Mise à jour le Vendredi, 02 Décembre 2011 12:49 Jeudi, 28 Juillet 2011 13:10
L'église de Gavarnie
L’église est située en arrivant au village, sur la droite, le long de l’ancienne route de Saint-Jacques-de-Compostelle. C’est ce qu’il reste du prieuré des Hospitaliers, moines de Saint-Jean- de Jérusalem du XIIe siècle.
Ils s'étaient donnée pour but d'abriter les voyageurs, en contrôlant la route de Saint-Jacques au pied du port de Boucharo (ou de Gavarnie) culminant à 2270 m.
L’église actuelle ou N.-D. Du-Bon-Port, date dans sa majorité du XIVe siècle ; la partie la plus ancienne est située dans la chapelle Nord.
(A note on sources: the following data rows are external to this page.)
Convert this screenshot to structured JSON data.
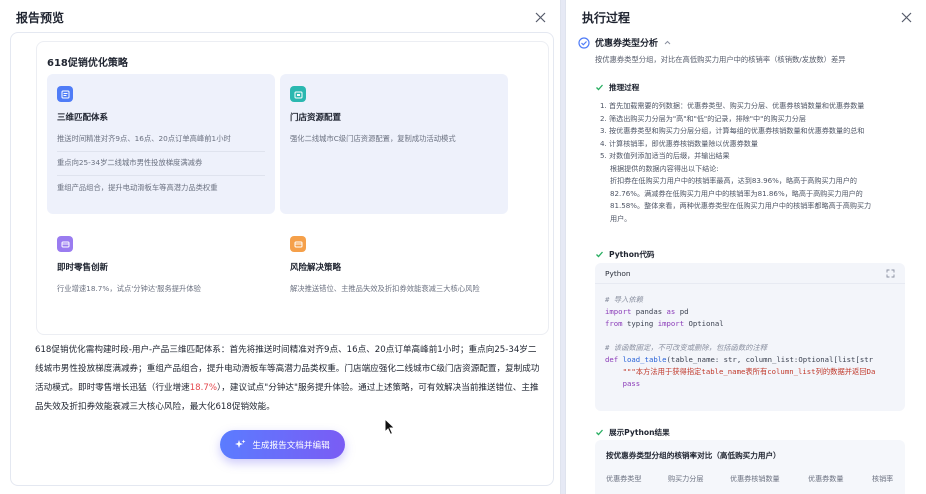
{
  "left_panel": {
    "title": "报告预览",
    "strategy": {
      "title": "618促销优化策略",
      "blocks": [
        {
          "name": "三维匹配体系",
          "icon": "document-icon",
          "color": "#4f7cf7",
          "lines": [
            "推送时间精准对齐9点、16点、20点订单高峰前1小时",
            "重点向25-34岁二线城市男性投放梯度满减券",
            "重组产品组合，提升电动滑板车等高潜力品类权重"
          ]
        },
        {
          "name": "门店资源配置",
          "icon": "store-icon",
          "color": "#2bb8b0",
          "lines": [
            "强化二线城市C级门店资源配置，复制成功活动模式"
          ]
        },
        {
          "name": "即时零售创新",
          "icon": "cart-icon",
          "color": "#9a7cf0",
          "lines": [
            "行业增速18.7%，试点'分钟达'服务提升体验"
          ]
        },
        {
          "name": "风险解决策略",
          "icon": "shield-icon",
          "color": "#f5a04a",
          "lines": [
            "解决推送错位、主推品失效及折扣券效能衰减三大核心风险"
          ]
        }
      ]
    },
    "report_text": {
      "part1": "618促销优化需构建时段-用户-产品三维匹配体系：首先将推送时间精准对齐9点、16点、20点订单高峰前1小时；重点向25-34岁二线城市男性投放梯度满减券；重组产品组合，提升电动滑板车等高潜力品类权重。门店端应强化二线城市C级门店资源配置，复制成功活动模式。即时零售增长迅猛（行业增速",
      "highlight": "18.7%",
      "part2": "），建议试点\"分钟达\"服务提升体验。通过上述策略，可有效解决当前推送错位、主推品失效及折扣券效能衰减三大核心风险，最大化618促销效能。"
    },
    "generate_button": "生成报告文档并编辑"
  },
  "right_panel": {
    "title": "执行过程",
    "step": {
      "title": "优惠券类型分析",
      "desc": "按优惠券类型分组，对比在高低购买力用户中的核销率（核销数/发放数）差异"
    },
    "reasoning": {
      "label": "推理过程",
      "items": [
        "1. 首先加载需要的列数据：优惠券类型、购买力分层、优惠券核销数量和优惠券数量",
        "2. 筛选出购买力分层为\"高\"和\"低\"的记录，排除\"中\"的购买力分层",
        "3. 按优惠券类型和购买力分层分组，计算每组的优惠券核销数量和优惠券数量的总和",
        "4. 计算核销率，即优惠券核销数量除以优惠券数量",
        "5. 对数值列添加适当的后缀，并输出结果"
      ],
      "conclusion": [
        "根据提供的数据内容得出以下结论:",
        "折扣券在低购买力用户中的核销率最高，达到83.96%，略高于高购买力用户的",
        "82.76%。满减券在低购买力用户中的核销率为81.86%，略高于高购买力用户的",
        "81.58%。整体来看，两种优惠券类型在低购买力用户中的核销率都略高于高购买力",
        "用户。"
      ]
    },
    "python": {
      "label": "Python代码",
      "lang": "Python",
      "code": {
        "c1": "# 导入依赖",
        "i1a": "import",
        "i1b": " pandas ",
        "i1c": "as",
        "i1d": " pd",
        "i2a": "from",
        "i2b": " typing ",
        "i2c": "import",
        "i2d": " Optional",
        "c2": "# 该函数固定，不可改变或删除，包括函数的注释",
        "d1": "def",
        "d2": "load_table",
        "d3": "(table_name: str, column_list:Optional[list[str",
        "doc": "\"\"\"本方法用于获得指定table_name表所有column_list列的数据并返回Da",
        "pass": "pass"
      }
    },
    "result": {
      "label": "展示Python结果",
      "title": "按优惠券类型分组的核销率对比（高低购买力用户）",
      "columns": [
        "优惠券类型",
        "购买力分层",
        "优惠券核销数量",
        "优惠券数量",
        "核销率"
      ]
    }
  }
}
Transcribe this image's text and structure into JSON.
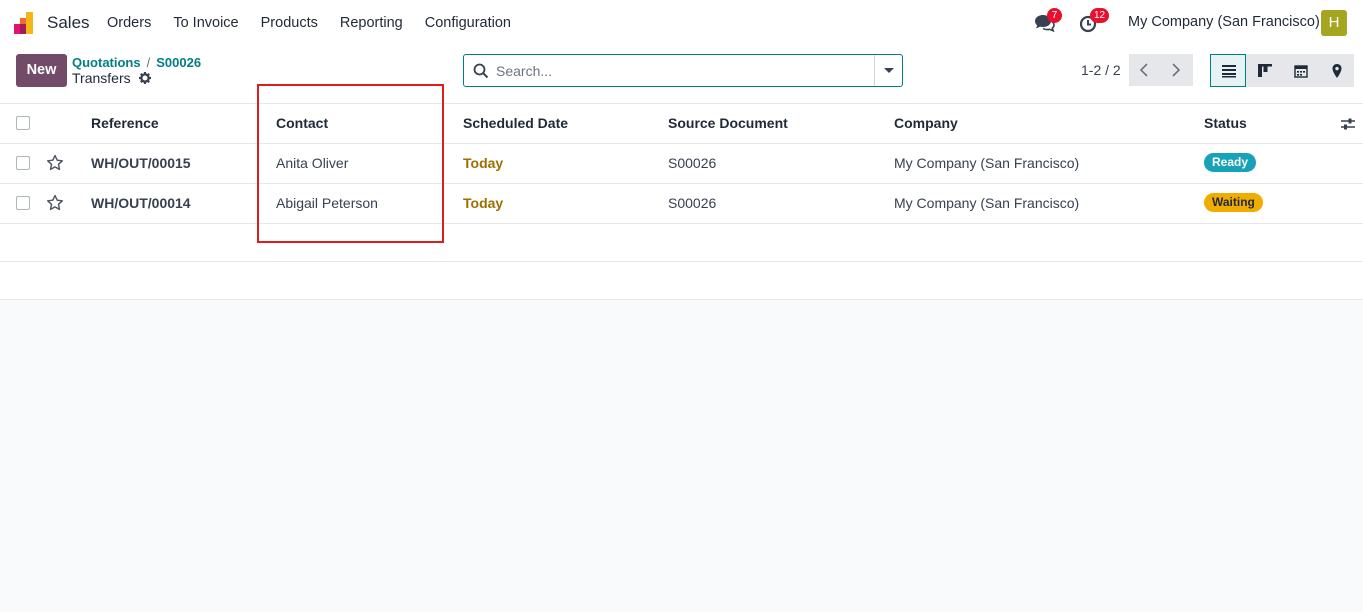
{
  "app": {
    "name": "Sales",
    "menu": [
      "Orders",
      "To Invoice",
      "Products",
      "Reporting",
      "Configuration"
    ]
  },
  "systray": {
    "messages_count": "7",
    "activities_count": "12",
    "company": "My Company (San Francisco)",
    "avatar_initial": "H"
  },
  "control_panel": {
    "new_label": "New",
    "breadcrumbs": [
      "Quotations",
      "S00026"
    ],
    "title": "Transfers",
    "search_placeholder": "Search...",
    "pager": "1-2 / 2"
  },
  "list": {
    "columns": [
      "Reference",
      "Contact",
      "Scheduled Date",
      "Source Document",
      "Company",
      "Status"
    ],
    "rows": [
      {
        "reference": "WH/OUT/00015",
        "contact": "Anita Oliver",
        "scheduled_date": "Today",
        "source_document": "S00026",
        "company": "My Company (San Francisco)",
        "status": "Ready"
      },
      {
        "reference": "WH/OUT/00014",
        "contact": "Abigail Peterson",
        "scheduled_date": "Today",
        "source_document": "S00026",
        "company": "My Company (San Francisco)",
        "status": "Waiting"
      }
    ]
  },
  "colors": {
    "brand": "#714b67",
    "accent": "#017e84",
    "status_ready": "#17a2b8",
    "status_waiting": "#f0ad00",
    "highlight": "#e01b1b"
  }
}
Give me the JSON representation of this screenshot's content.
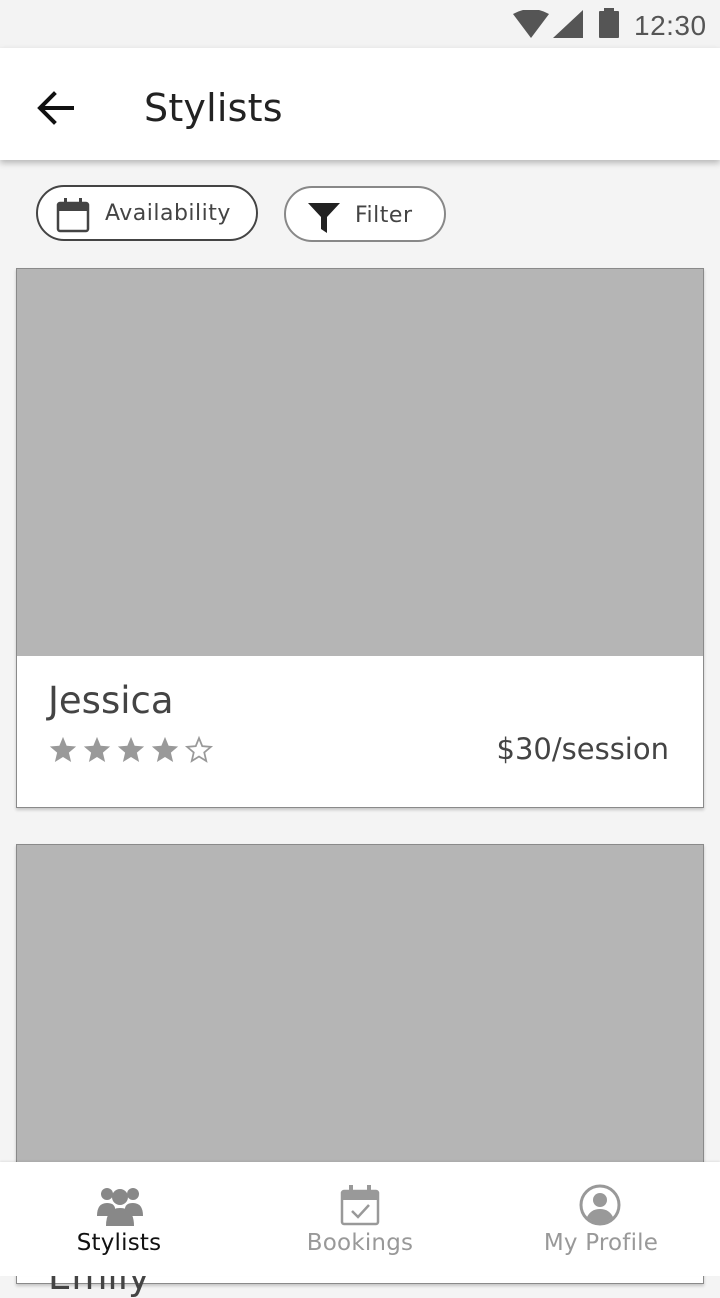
{
  "status_bar": {
    "time": "12:30",
    "icons": [
      "wifi-icon",
      "signal-icon",
      "battery-icon"
    ]
  },
  "app_bar": {
    "title": "Stylists",
    "back_icon": "arrow-left-icon"
  },
  "chips": [
    {
      "label": "Availability",
      "icon": "calendar-icon"
    },
    {
      "label": "Filter",
      "icon": "funnel-icon"
    }
  ],
  "stylists": [
    {
      "name": "Jessica",
      "rating": 4,
      "max_rating": 5,
      "price": "$30/session"
    },
    {
      "name": "Emily"
    }
  ],
  "bottom_nav": {
    "items": [
      {
        "label": "Stylists",
        "icon": "people-icon",
        "active": true
      },
      {
        "label": "Bookings",
        "icon": "calendar-check-icon",
        "active": false
      },
      {
        "label": "My Profile",
        "icon": "account-circle-icon",
        "active": false
      }
    ]
  },
  "colors": {
    "photo_placeholder": "#b5b5b5",
    "text_dark": "#444444",
    "nav_active": "#111111",
    "nav_inactive": "#999999",
    "star": "#999999"
  }
}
L’interrupteur de la lumière est sur la droite. La statuaire rappelle l’importance des lieux pour les pèlerinages vers Compostelle. La statue polychrome de saint Jacques en costume de pèlerin est une reproduction. Ce qui n’est pas le cas des statuettes de pèlerins, près de l’entrée, qui sont du XVIIIe siècle. Dans la chapelle de gauche (la partie la plus ancienne), statue en bois polychrome de la Vierge du Bon Port du XIVe siècle ; elle bénit les pèlerins de sa main droite avec une gourde faite d’une coloquinte et retient Jésus sur son genou gauche. Le retable baroque à colonnes torsadées, avec frise en feuilles d’acanthe et coquilles Saint-Jacques est du XVIIe siècle. Pour les férus d’archéologie : à l’extérieur, vers la venelle située à l’ouest, base d’une ancienne tour carrée qui supportait l’ancien clocher-mur et l’enceinte d’un escalier à vis, éclairé par deux meurtrières. L’ensemble était certainement fortifié.
Les reliques:
La vitrine contenant les 13 crânes présentés comme ceux de Templiers, a été retirée. Ces derniers auraient été tués par des envoyés de Philippe le Bel, en 1307. Une nouvelle vitrine est en préparation.
Elle de devrait être exposée à l’office de tourisme. Mais l’on sait qu'il n'y a jamais eu de Templiers à Gavarnie mais seulement des Hospitaliers de Saint-Jean, mais la légende est restée. En 1952, dans la "Revue du Comminges" le fossoyeur de Gavarnie, qui assure l'entretien des crânes avait déclaré : "Quand ils sont trop vieux, nous les changeons ! (« Quoan soun trop bieils que lés cambian. »)
Les Hospitaliers avaient accumulé dans leur église une collection de reliques unique. L'inventaire qu'en a dressé, en 1710, le grand prieur de Toulouse, Pierre de Beaulac, et repris par l’abbé F. Marsan Revue des Htes-Pnées, 1910, p. 156.
comprenait :
- une fiole de lait de la Vierge
- un os du bras de saint Laurent
- du bois de la croix de Jésus-Christ
- du pain du miracle de la multiplication des pains
- du bois de la verge d'Aaron
- de la pierre de la table de la Cène
- un os du crâne et une dent de saint Jean Baptiste
- des ossements de sainte Madeleine
- du fer de la grille où saint Barthélemy
- deux petits bâtons de fer guérissant miraculeusement la rage des hommes et celle des bêtes.
Toutes ces reliques ont disparues.
Le cimetière :
à côté de l’église. Un peu triste et laissé à l’abandon, malgré le nombre important de personnalités qui y reposent. Les grands guides de Gavarnie : les Passet dont Laurent (1810-1864), Hippolyte (1813-1884), Henri (1845-1920) et le plus connu Célestin (1845-1917). Quelques tombes de Pyrénéistes : en sortant de l’église, au fond, à droite, celle de Jean Arlaud (1896-1938), médecin montagnard, fondateur en 1920 du groupe des « Jeunes » ; à côté, un rocher commémoratif aux nombreuses victimes de la montagne. Plus avant, la sépulture de l’abbé Gaurier, grand spécialiste des lacs et des eaux, initiateur du barrage d’Artouste, et celle de Diego Calvet (1898-1922) avec hommage du C.A.F. et l’épitaphe : « Des plus purs sommets, des montagnes les plus ardues dont il aimait les grands horizons et les dangers, il est parti vers les sommets éternels, n’ayant pas connu dans la vie, l’ombre de la vallée ». Un lieu si empreint d’histoire mériterait une meilleure présentation.